This page lists the Seminars that were given virtually on zoom in 2021. The EAO staff would like to thank all guest speakers and encourage new astronomers/instrument specialists to give virtual talks.
September 10th, 10:30am (HST)
Harold Peña, EAO/JCMT
A significant fraction of all γ-ray sources detected by the Large Area Telescope aboard the Fermi satellite still lacks a low-energy counterpart. In addition, there is still a large population of γ-ray sources with associated low-energy counterparts that lack firm classifications. Here, I will present an ongoing optical spectroscopic campaign to address the problem of unassociated or unidentified γ-ray sources (UGSs) and Blazar Candidates of Uncertain type (BCUs), mainly devoted to observing blazars and blazar candidates because they are the largest population of γ-ray sources associated to date.

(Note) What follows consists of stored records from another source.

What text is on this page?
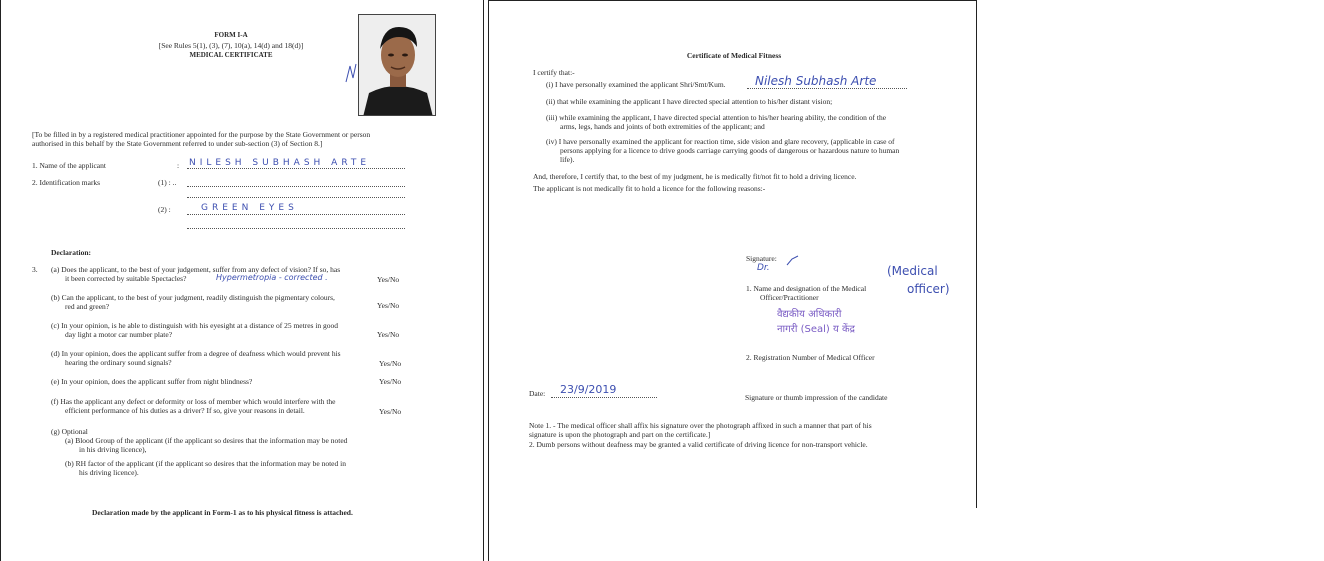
FORM I-A
[See Rules 5(1), (3), (7), 10(a), 14(d) and 18(d)]
MEDICAL CERTIFICATE
[To be filled in by a registered medical practitioner appointed for the purpose by the State Government or person
authorised in this behalf by the State Government referred to under sub-section (3) of Section 8.]
1. Name of the applicant	: NILESH SUBHASH ARTE
2. Identification marks	(1) : ..
(2) :	GREEN EYES
Declaration:
3. (a) Does the applicant, to the best of your judgement, suffer from any defect of vision? If so, has
it been corrected by suitable Spectacles?	Hypermetropia - corrected .	Yes/No
(b) Can the applicant, to the best of your judgment, readily distinguish the pigmentary colours,
red and green?	Yes/No
(c) In your opinion, is he able to distinguish with his eyesight at a distance of 25 metres in good
day light a motor car number plate?	Yes/No
(d) In your opinion, does the applicant suffer from a degree of deafness which would prevent his
hearing the ordinary sound signals?	Yes/No
(e) In your opinion, does the applicant suffer from night blindness?	Yes/No
(f) Has the applicant any defect or deformity or loss of member which would interfere with the
efficient performance of his duties as a driver? If so, give your reasons in detail.	Yes/No
(g) Optional
(a) Blood Group of the applicant (if the applicant so desires that the information may be noted
in his driving licence),
(b) RH factor of the applicant (if the applicant so desires that the information may be noted in
his driving licence).
Declaration made by the applicant in Form-1 as to his physical fitness is attached.
Certificate of Medical Fitness
I certify that:-
(i) I have personally examined the applicant Shri/Smt/Kum. Nilesh Subhash Arte
(ii) that while examining the applicant I have directed special attention to his/her distant vision;
(iii) while examining the applicant, I have directed special attention to his/her hearing ability, the condition of the
arms, legs, hands and joints of both extremities of the applicant; and
(iv) I have personally examined the applicant for reaction time, side vision and glare recovery, (applicable in case of
persons applying for a licence to drive goods carriage carrying goods of dangerous or hazardous nature to human
life).
And, therefore, I certify that, to the best of my judgment, he is medically fit/not fit to hold a driving licence.
The applicant is not medically fit to hold a licence for the following reasons:-
Signature:
Dr.
1. Name and designation of the Medical
Officer/Practitioner
(Medical
officer)
वैद्यकीय अधिकारी
नागरी (Seal) य केंद्र
2. Registration Number of Medical Officer
Date: 23/9/2019
Signature or thumb impression of the candidate
Note 1. - The medical officer shall affix his signature over the photograph affixed in such a manner that part of his
signature is upon the photograph and part on the certificate.]
2. Dumb persons without deafness may be granted a valid certificate of driving licence for non-transport vehicle.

Additionally, I will present the 1st release of the Turin-SyCAT, a multifrequency catalog of Seyfert galaxies. We selected Seyfert galaxies considering criteria based on radio, infrared, and optical properties and from sources belonging to hard X-ray catalogs. We visually inspected the optical spectra available for all selected sources. We adopted homogeneous and stringent criteria in the source selection to reduce possible contamination from other source classes. Our final catalog includes 351 Seyfert galaxies distinguished in 233 type-1 and 118 type-2. Then, I will show the statistical analysis of the sample. Finally, I will present preliminary results on a study of the large-scale environment of Seyfert galaxies using the SyCAT sample.
July 26th, 3 pm (HST)
The formation of stars plays a major role in the formation and evolution of galaxies. However, the detailed physics of star formation is still far from being understood. In particular, despite significant progress in recent years, the role of magnetic fields in star formation, especially in the early stage, is still under debate. Observing the polarized emission of dust grains has been proven to be a powerful way to investigate the plane-of-sky magnetic field structure in star-forming regions. In this talk, I will present results of the JCMT POL-2 dust polarization observations toward the low-mass starless core Ophiuchus C as part of the JCMT large program BISTRO, and present the results from ALMA dust polarization observations of three high-mass molecular clumps in the infrared dark cloud G28.34. The two studies begin to reveal the role of magnetic fields in the early stages of low-mass and high-mass star formation, which set the stage for future dust polarization surveys of larger samples of early-stage star-formation regions. I will also present the recent simulation results on the reliability of the Davis-Chandrasekhar-Fermi method to derive the magnetic field strength from dust polarization observations at dense clump and core scales.